Aline Blain, 110, reads a magazine with her daughter Monique, at her retirement house on 31 January 2022 in Valreas, southern France. Image: Nicolas Tucat / AFP

She is among the lucky ones. Many people this old have nobody to share their life’s memories with because most friends and family of their generation are already gone.
Their own death, meanwhile, rarely holds any taboos for the super-centenarians.

“We’re waiting. We’re waiting for the end, for death. It will come,” said Saubion.

Sister Andre even admits to a certain impatience.

“To be alone all day with the pain is no fun,” she said, but: “God is not hearing me, he must be deaf.”

Scientists haven’t uncovered all the secrets for long life, but they have some idea of what it takes.

“Longevity goes hand-in-hand with material wealth, and with democracy, specifically social democracy,” said Jean-Marie Robine, a demographer and gerontologist at Inserm, a biomedical research institute.

Nutritional factors play a big role, he said, with the Japanese diet of fish and vegetables found to foster longevity, just like the vegetable-based Mediterranean diet.

“We’re not certain whether these diets are truly beneficial, but we have no doubt that others, such as French fries, charcuterie and cabbage are not that good,” he said.

While good genes play a part, healthy living seems to be fundamental for anybody hoping to grow this old.

“Jeanne Calment ticked all the boxes for longevity, her lifestyle was flawless,” said Catherine Levraud, head of the geriatric ward at Arles hospital. “She started smoking at 25, but just one little cigarillo per day, and a small glass of port in the evening. She avoided all excesses.”

Psychological factors, such as people’s general attitude towards life, are also crucial.

“We know that an optimistic outlook has a direct link to the mechanics of the immune system,” said Daniela S. Jopp, a professor for the psychology of aging at Lausanne university in Switzerland.

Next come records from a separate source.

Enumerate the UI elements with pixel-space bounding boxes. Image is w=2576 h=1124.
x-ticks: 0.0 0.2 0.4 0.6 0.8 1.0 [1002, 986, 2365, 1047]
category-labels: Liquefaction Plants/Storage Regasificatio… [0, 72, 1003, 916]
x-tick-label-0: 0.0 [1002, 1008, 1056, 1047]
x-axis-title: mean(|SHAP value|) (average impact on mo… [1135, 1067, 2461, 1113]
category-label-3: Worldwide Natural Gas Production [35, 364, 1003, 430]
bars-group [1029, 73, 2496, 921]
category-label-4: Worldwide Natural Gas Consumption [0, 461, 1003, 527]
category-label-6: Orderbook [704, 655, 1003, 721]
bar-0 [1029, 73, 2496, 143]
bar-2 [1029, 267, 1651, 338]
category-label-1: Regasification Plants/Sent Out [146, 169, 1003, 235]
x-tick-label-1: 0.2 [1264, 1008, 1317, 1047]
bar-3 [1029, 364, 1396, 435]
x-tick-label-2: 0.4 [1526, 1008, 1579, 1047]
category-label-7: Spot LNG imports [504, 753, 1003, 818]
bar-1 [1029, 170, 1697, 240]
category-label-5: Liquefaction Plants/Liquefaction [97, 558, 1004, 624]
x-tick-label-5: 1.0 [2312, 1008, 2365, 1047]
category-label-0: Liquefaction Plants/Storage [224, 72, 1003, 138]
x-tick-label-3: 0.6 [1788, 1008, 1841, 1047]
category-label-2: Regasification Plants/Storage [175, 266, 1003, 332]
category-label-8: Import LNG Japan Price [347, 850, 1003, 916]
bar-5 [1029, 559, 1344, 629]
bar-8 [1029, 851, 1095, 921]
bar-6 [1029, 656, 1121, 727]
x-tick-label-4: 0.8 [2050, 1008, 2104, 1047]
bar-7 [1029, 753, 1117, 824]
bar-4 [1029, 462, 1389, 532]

In her research into German and American centenarians, she found that they were often extroverts, charismatic, at ease in social situations, passionate about something, goal-oriented and able to find adaptation strategies when dealing with problems.
Perhaps there’s also another factor: Coquettishness.
Hermine Saubion always insists on pretty hairstyles, such as the two little buns she calls her “devil’s horns”, while Aline Blain demands dresses and matching cardigans.
And this is how Sister Andre sums up her formula for successful life:

“Find great love and don’t compromise on your needs.”